The righteous are never promised salvation in heaven. The granting of salvation will be at the judgment seat at Christ's return, rather than at some time after death when we supposedly leave 'purgatory' (Matt. 25:31-34; Rev. 22:12).

All the righteous receive their rewards at the same time, rather than each person gaining salvation at different times (Heb. 11:39,40; 2 Tim. 4:8).

Death is followed by complete unconsciousness, rather than the activities suggested by the doctrine of purgatory.

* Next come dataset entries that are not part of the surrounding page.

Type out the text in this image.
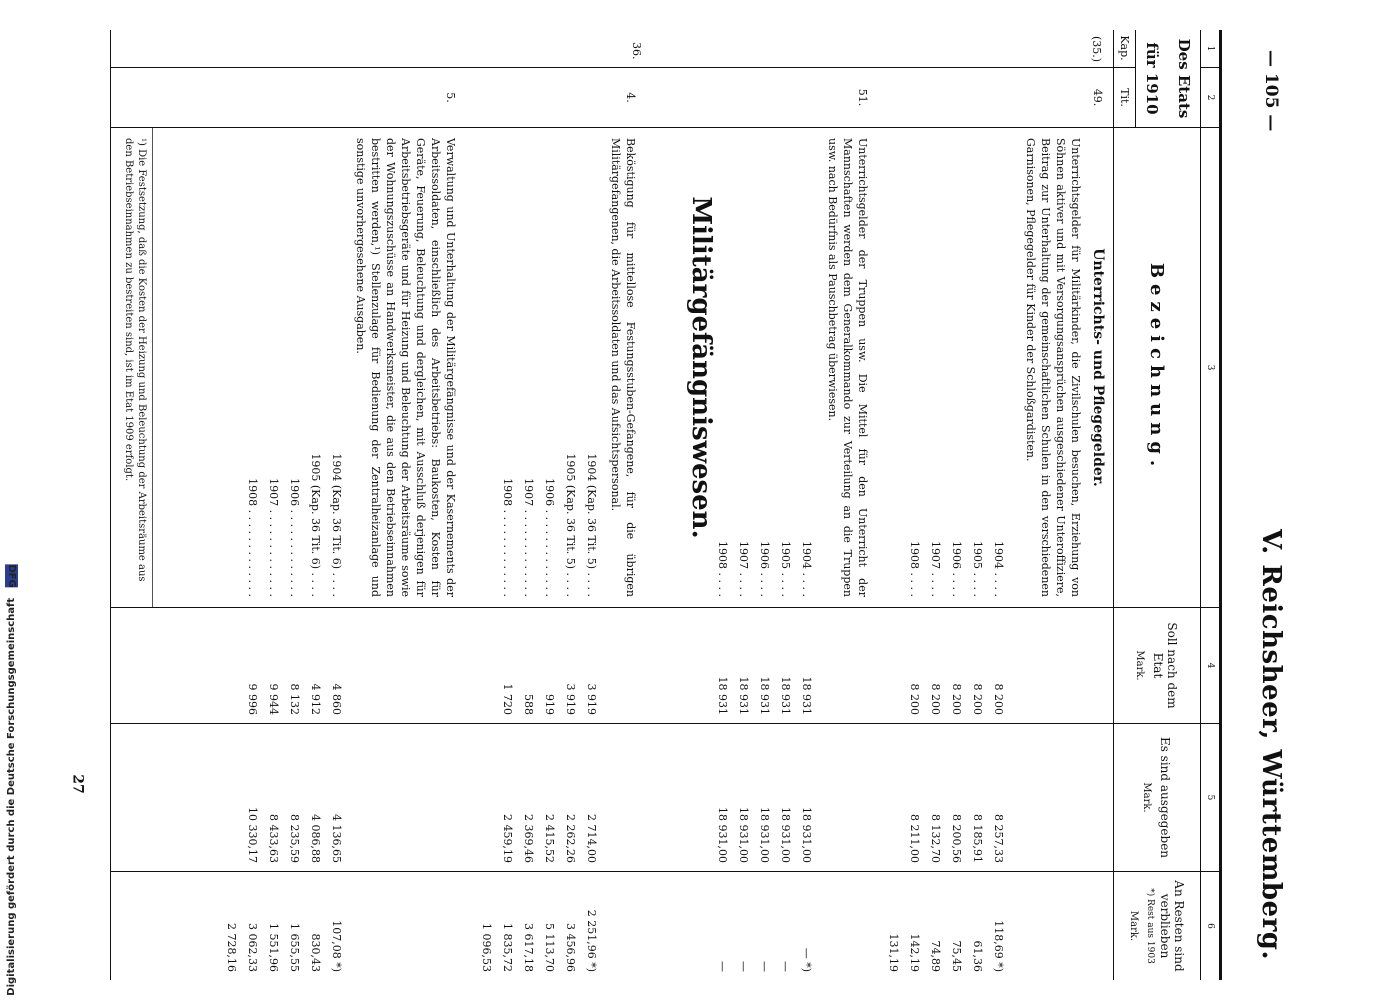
Digitalisierung gefördert durch die Deutsche Forschungsgemeinschaft DFG
27
— 105 —
V. Reichsheer, Württemberg.
1
2
3
4
5
6
Des Etats
für 1910
Kap.
Tit.
Bezeichnung.
Soll nach dem Etat
Mark.
Es sind ausgegeben
Mark.
An Resten sind verblieben
*) Rest aus 1903
Mark.
(35.)
36.
49.
51.
4.
5.
Unterrichts- und Pflegegelder.
Unterrichtsgelder für Militärkinder, die Zivilschulen besuchen, Erziehung von Söhnen aktiver und mit Versorgungsansprüchen ausgeschiedener Unteroffiziere, Beitrag zur Unterhaltung der gemeinschaftlichen Schulen in den verschiedenen Garnisonen, Pflegegelder für Kinder der Schloßgardisten.
1904 . . . .
1905 . . . .
1906 . . . .
1907 . . . .
1908 . . . .
Unterrichtsgelder der Truppen usw. Die Mittel für den Unterricht der Mannschaften werden dem Generalkommando zur Verteilung an die Truppen usw. nach Bedürfnis als Pauschbetrag überwiesen.
1904 . . . .
1905 . . . .
1906 . . . .
1907 . . . .
1908 . . . .
Militärgefängniswesen.
Beköstigung für mittellose Festungsstuben-Gefangene, für die übrigen Militärgefangenen, die Arbeitssoldaten und das Aufsichtspersonal.
1904 (Kap. 36 Tit. 5) . . . .
1905 (Kap. 36 Tit. 5) . . . .
1906 . . . . . . . . . . . . .
1907 . . . . . . . . . . . . .
1908 . . . . . . . . . . . . .
Verwaltung und Unterhaltung der Militärgefängnisse und der Kasernements der Arbeitssoldaten, einschließlich des Arbeitsbetriebs: Baukosten, Kosten für Geräte, Feuerung, Beleuchtung und dergleichen, mit Ausschluß derjenigen für Arbeitsbetriebsgeräte und für Heizung und Beleuchtung der Arbeitsräume sowie der Wohnungszuschüsse an Handwerksmeister, die aus den Betriebseinnahmen bestritten werden,¹) Stellenzulage für Bedienung der Zentralheizanlage und sonstige unvorhergesehene Ausgaben.
1904 (Kap. 36 Tit. 6) . . . .
1905 (Kap. 36 Tit. 6) . . . .
1906 . . . . . . . . . . . . .
1907 . . . . . . . . . . . . .
1908 . . . . . . . . . . . . .
¹) Die Festsetzung, daß die Kosten der Heizung und Beleuchtung der Arbeitsräume aus den Betriebseinnahmen zu bestreiten sind, ist im Etat 1909 erfolgt.
8 200
8 200
8 200
8 200
8 200
18 931
18 931
18 931
18 931
18 931
3 919
3 919
919
588
1 720
4 860
4 912
8 132
9 944
9 996
8 257,33
8 185,91
8 200,56
8 132,70
8 211,00
18 931,00
18 931,00
18 931,00
18 931,00
18 931,00
2 714,00
2 262,26
2 415,52
2 369,46
2 459,19
4 136,65
4 086,88
8 235,59
8 433,63
10 330,17
118,69 *)
61,36
75,45
74,89
142,19
131,19
— *)
—
—
—
—
2 251,96 *)
3 456,96
5 113,70
3 617,18
1 835,72
1 096,53
107,08 *)
830,43
1 655,55
1 551,96
3 062,33
2 728,16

We are purged from our sins through baptism into Christ and developing a firm faith in his work during our present life, rather than through some period of suffering after death. We are told to "purge out therefore the old leaven" of sin in our lives (1 Cor. 5:7); to purge ourselves from the works of sin (2 Tim. 2:21; Heb. 9:14). Our time of purging is therefore now, in this life, rather than in a place of purging ('purgatory') which we enter after death. "Now is the day of salvation...now is the accepted time" (2 Cor. 6:2). Our obedience to God in baptism and development of a spiritual character in this life, will lead to our salvation (Gal. 6:8) - not to the spending of a period in 'purgatory'.

The efforts of others to save us through candle-burning and other donations to the Catholic church, will not affect our salvation at all. "They that trust in their wealth...none of them can by any means redeem his brother, nor give to God a ransom for him...that he should still live for ever" (Ps. 49:6-9).